Sämtliche Tätigkeiten der vorgenannten Art werden ausschließlich auf Rechnung der Gesellschaft ausgeführt. Von der Rechtsanwältin beantragte Vergütungen tritt diese hiermit im Voraus an den Arbeitgeber ab. …

Für die Haftpflichtfälle wird die Arbeitnehmerin im Innenverhältnis freigestellt, soweit nicht die Haftpflichtversicherung den Schaden deckt.“

Nachdem die Klägerin das Arbeitsverhältnis mit der Beklagten zum 31. Oktober 2012 gekündigt hatte, verlangte sie von dieser die Auskehrung der Insolvenzverwaltervergütungen für noch im bestehenden Arbeitsverhältnis begonnene, aber erst ab November 2012 abgeschlossene Insolvenzverfahren. Die Beklagte hat die Auffassung vertreten, dass solche Insolvenzverwaltervergütungen von der Abrede nicht erfasst würden.
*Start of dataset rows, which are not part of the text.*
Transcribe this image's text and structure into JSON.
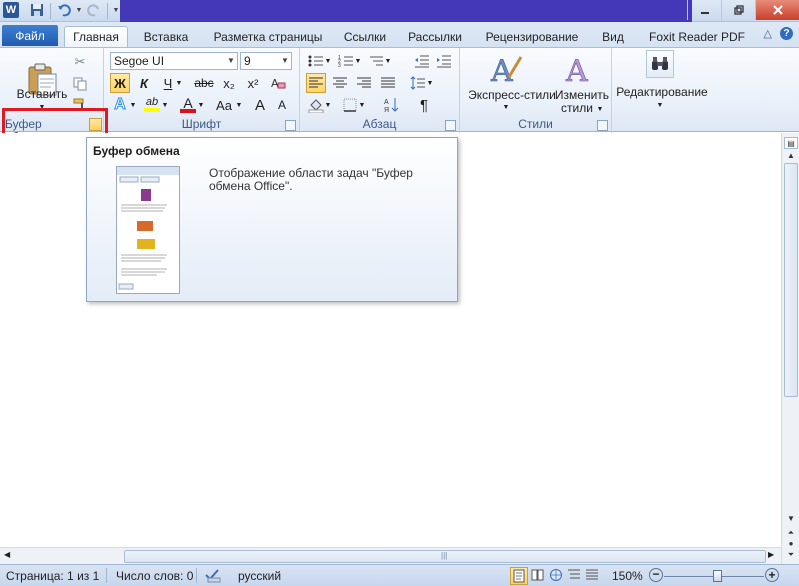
{
  "title_bar": {
    "app_icon": "W"
  },
  "tabs": {
    "file": "Файл",
    "items": [
      "Главная",
      "Вставка",
      "Разметка страницы",
      "Ссылки",
      "Рассылки",
      "Рецензирование",
      "Вид",
      "Foxit Reader PDF"
    ]
  },
  "ribbon": {
    "clipboard": {
      "paste_label": "Вставить",
      "group_label": "Буфер обмена"
    },
    "font": {
      "font_name": "Segoe UI",
      "font_size": "9",
      "group_label": "Шрифт",
      "bold": "Ж",
      "italic": "К",
      "underline": "Ч",
      "strike": "abc",
      "sub": "x₂",
      "sup": "x²",
      "text_a": "A",
      "grow": "A",
      "shrink": "A",
      "case": "Aa",
      "highlight": "ab"
    },
    "paragraph": {
      "group_label": "Абзац",
      "pilcrow": "¶"
    },
    "styles": {
      "express_label": "Экспресс-стили",
      "change_label_1": "Изменить",
      "change_label_2": "стили",
      "group_label": "Стили"
    },
    "editing": {
      "label": "Редактирование"
    }
  },
  "tooltip": {
    "title": "Буфер обмена",
    "description": "Отображение области задач \"Буфер обмена Office\"."
  },
  "status_bar": {
    "page": "Страница: 1 из 1",
    "words": "Число слов: 0",
    "language": "русский",
    "zoom": "150%"
  },
  "colors": {
    "accent": "#2b5797",
    "highlight_box": "#e01a22",
    "title_fill": "#4338b8"
  }
}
Das Landesarbeitsgericht Berlin-Brandenburg hat der Klage der Rechtsanwaltskanzlei gegen ihre ehemalige Angestellte in der Berufungsinstanz teilweise stattgegeben[1]. Die hiergegen gerichtete Revision der Anwältin hatte vor dem Bundesarbeitsgericht weit überwiegend Erfolg, die Revision der Anwaltskanzlei war dagegen erfolglos:

Die Parteien haben mit der streitbefangenen Klausel nur die Vorausabtretung von Insolvenzverwaltervergütungen geregelt, die noch im bestehenden Arbeitsverhältnis beantragt wurden. In dieser Auslegung ist die Vereinbarung wirksam, insbesondere steht sie nicht im Widerspruch zu der persönlichen Stellung des Insolvenzverwalters und ist nicht unangemessen iSv. § 307 Abs. 1 Satz 1 BGB.

Eine – rechtlich grundsätzlich mögliche – Abtretungsvereinbarung über Insolvenzverwaltervergütungen für begonnene, aber erst nach dem Ausscheiden der angestellten Rechtsanwältin aus dem Arbeitsverhältnis von dieser abgeschlossene Insolvenzverfahren enthält die hier vereinbarte Abtretungsklausel dagegen nicht. Eine solche folgt auch nicht aus einer ergänzenden Vertragsauslegung, da mehrere gleichwertige Möglichkeiten zur Schließung einer etwaigen planwidrigen Regelungslücke in Betracht kommen.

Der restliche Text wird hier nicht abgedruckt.